Are your children covered adequately under your medical insurance plan? It's a good idea to check your insurance policy to see at what age your children are no longer covered. A great many are dropped at age 19, while some are covered on through 23 or 25, if they're still your dependents.
Of course, if a young person in college is dropped from the family medical plan, it's fairly simple to enroll in the college's own inexpensive group plan.
As a matter of fact, its's so simple to enroll in a college or university group' medical plan that when all the papers come from the school for signatures and payments some parents unwittingly buy the medical coverage, not realizing their son or daughter is already covered under the family group plan. They pay twice (or once, if the family plan is covered by an employer), but they don't get any extra benefits.
When a student goes to work and he or she is not covered by the family plan, he or she might be able to sign up for a plan offered by the employer.
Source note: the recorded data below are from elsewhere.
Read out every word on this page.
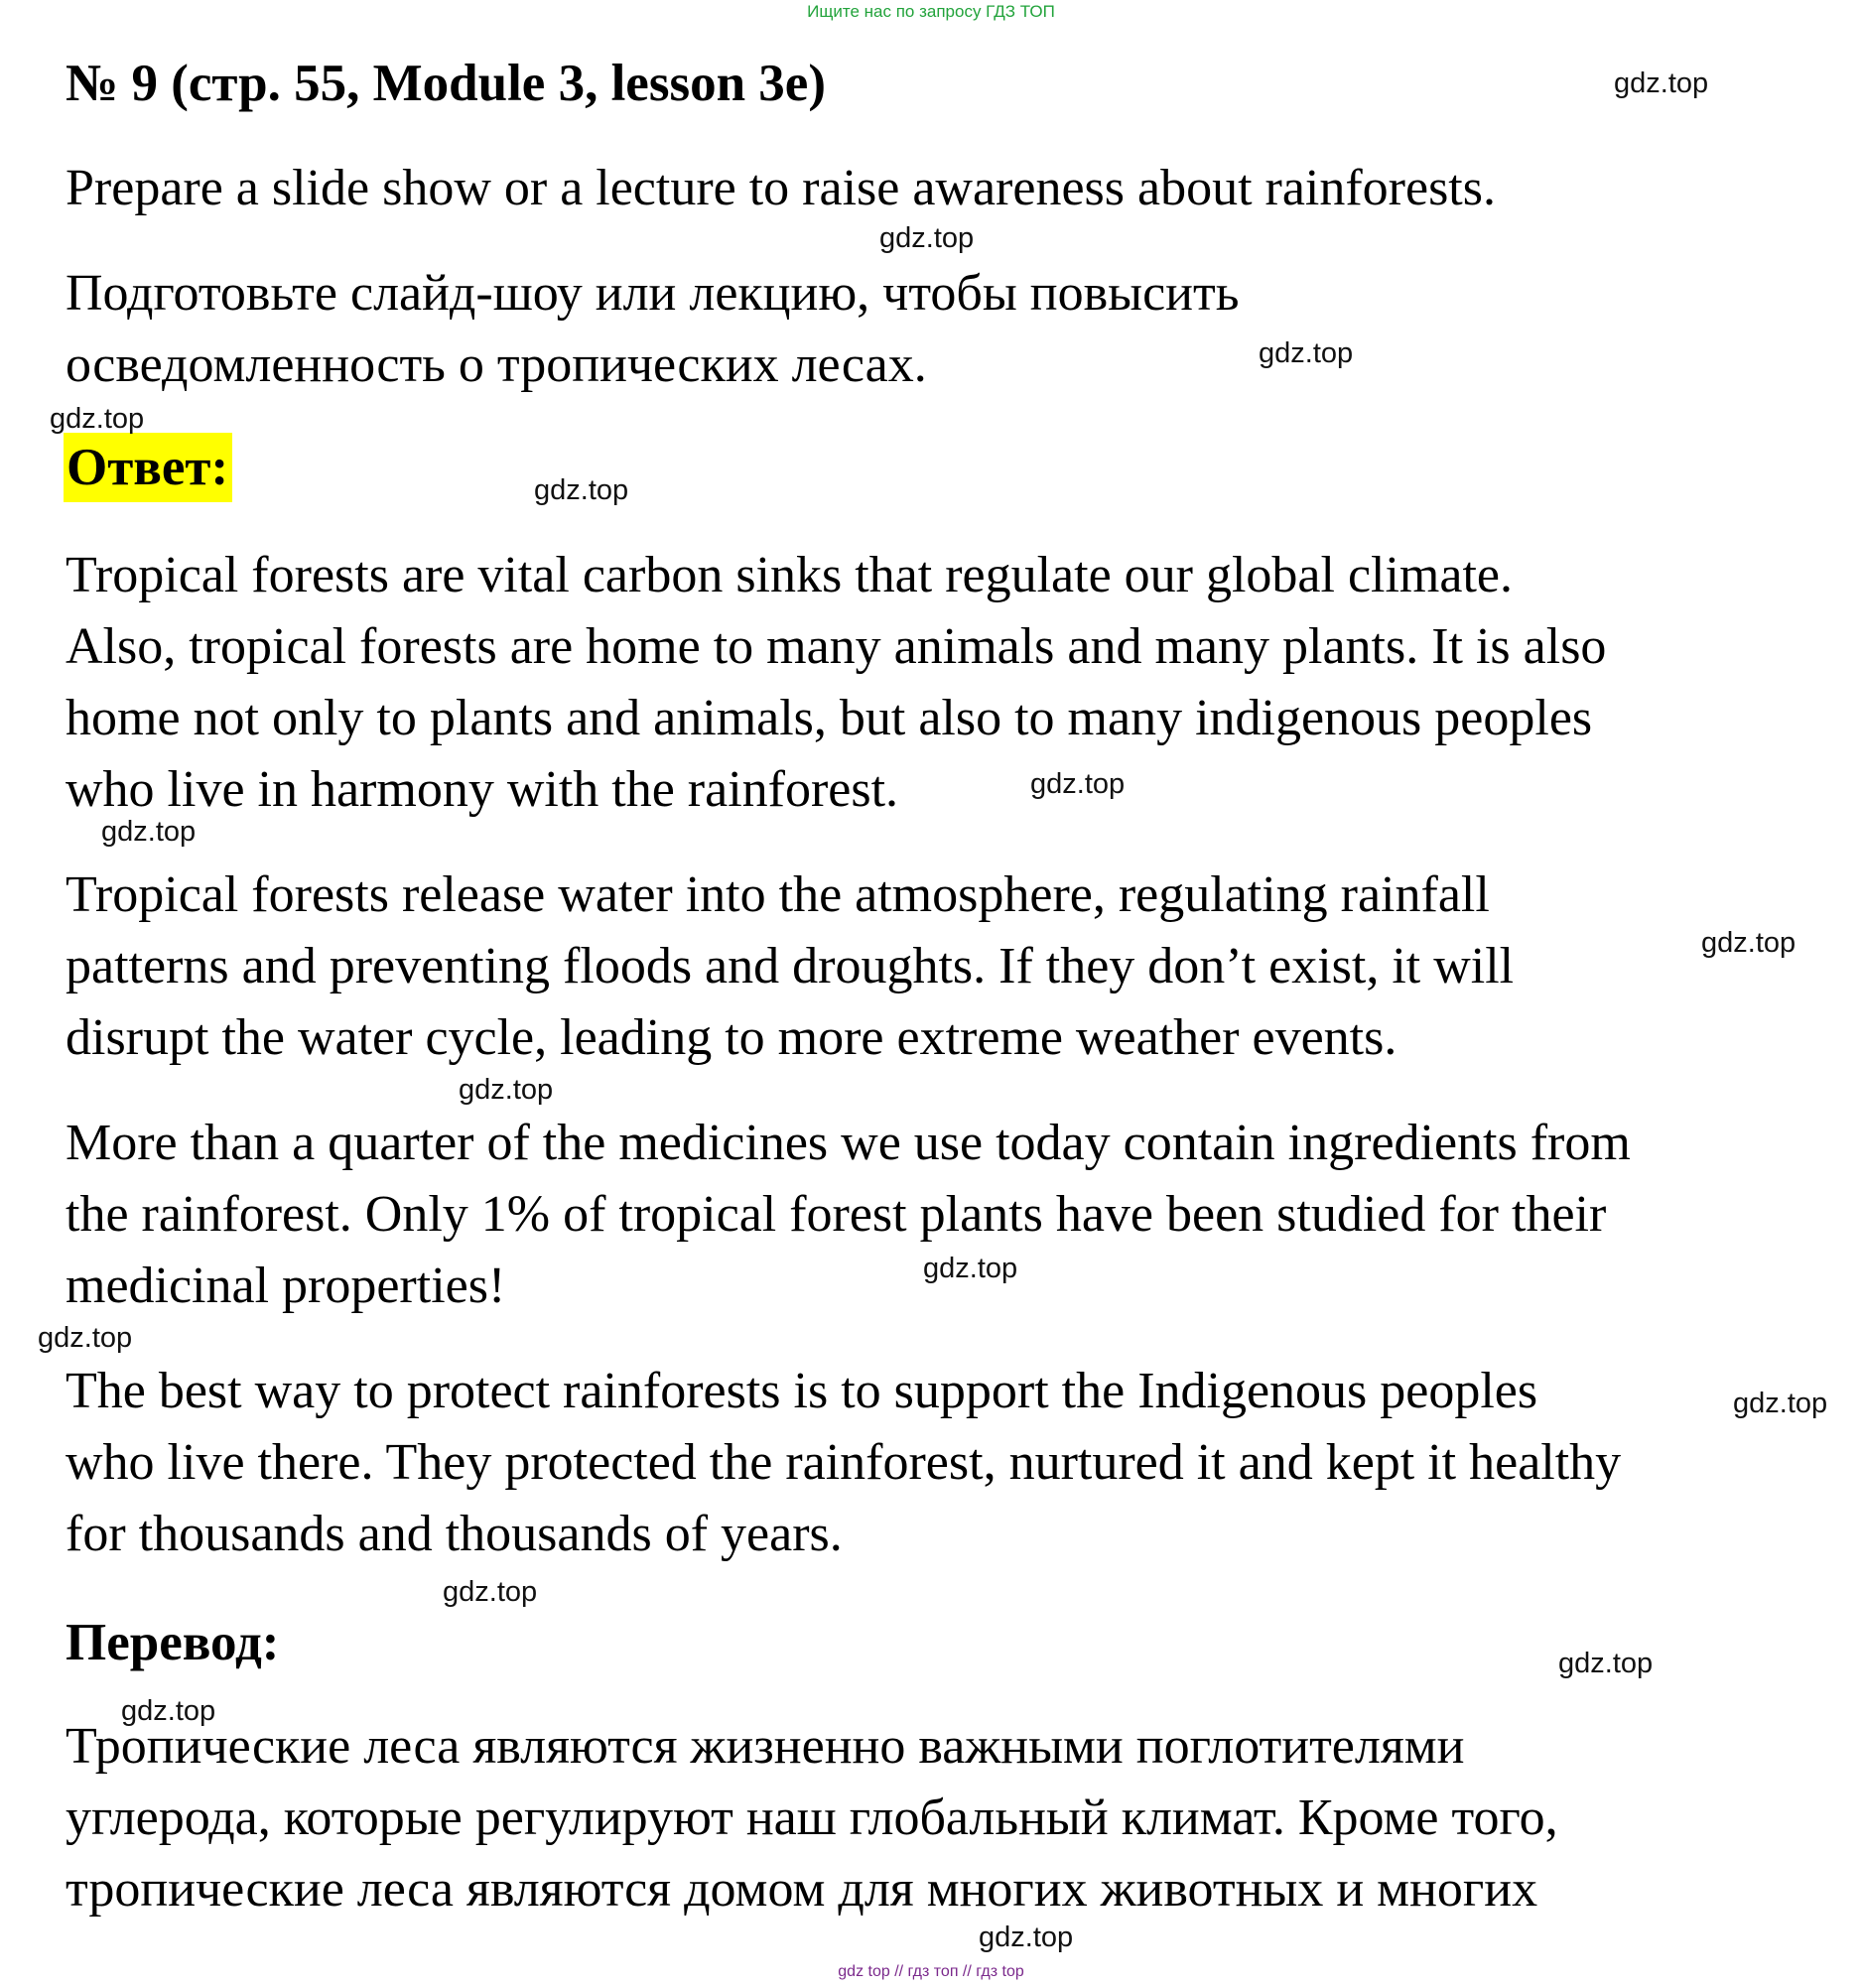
Ищите нас по запросу ГДЗ ТОП
№ 9 (стр. 55, Module 3, lesson 3e)
Prepare a slide show or a lecture to raise awareness about rainforests.
Подготовьте слайд-шоу или лекцию, чтобы повысить
осведомленность о тропических лесах.
Ответ:
Tropical forests are vital carbon sinks that regulate our global climate.
Also, tropical forests are home to many animals and many plants. It is also
home not only to plants and animals, but also to many indigenous peoples
who live in harmony with the rainforest.
Tropical forests release water into the atmosphere, regulating rainfall
patterns and preventing floods and droughts. If they don’t exist, it will
disrupt the water cycle, leading to more extreme weather events.
More than a quarter of the medicines we use today contain ingredients from
the rainforest. Only 1% of tropical forest plants have been studied for their
medicinal properties!
The best way to protect rainforests is to support the Indigenous peoples
who live there. They protected the rainforest, nurtured it and kept it healthy
for thousands and thousands of years.
Перевод:
Тропические леса являются жизненно важными поглотителями
углерода, которые регулируют наш глобальный климат. Кроме того,
тропические леса являются домом для многих животных и многих
gdz.top
gdz.top
gdz.top
gdz.top
gdz.top
gdz.top
gdz.top
gdz.top
gdz.top
gdz.top
gdz.top
gdz.top
gdz.top
gdz.top
gdz.top
gdz.top
gdz top // гдз топ // гдз top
Again, check your own coverage to make sure you've not paying double or extra when a child is covered at work.
It's also good to know if your insurance company will provide individual coverage (at added expense) when your child loses the protection of the family group plan and cannot get other group coverage. This can be important if your child developed some illness that would make it difficult or impossible to get coverage elsewhere.
A number of policies will permit rolling over into individual coverage for children, without a waiting period or penalty because of pre-existing illness. Find out where you stand on this issue.
Ben Lipson, a specialist who helps people who have difficulty getting coverage, surveyed insurance coverage for young people in Massachusetts and found that 40,000 young people, ages 19 to 24, were not covered by medical plans because they had been dropped from family policies. Lipson says on a national scale probably millions of young people are not covered by medical plans for the same reason.
His survey also showed that few, if an, insurers give any formal notice when a young person is going to be dropped from a policy because of age.
Once you're dropped, you have around 30 days to get yourself covered elsewhere or, if you qualify, to roll over into an individual policy. But if you don't know you're going to be dropped, how can you get other insurance in time?
If you miss the 30-day deadline and your child has a pre-existing illness, you're chances of getting new coverage for him are nil. Even if you can get an individual policy with the same insurer, you're going to get less coverage at a much higher price.
Lipson feels insurance companies ought to send notices to families when an insured child is nearing the deadline for coverage.
Until this better treatment of young people comes along, however, you'll have to take the responsibility for examining your medical coverage and marking your children's age deadlines on the calendar.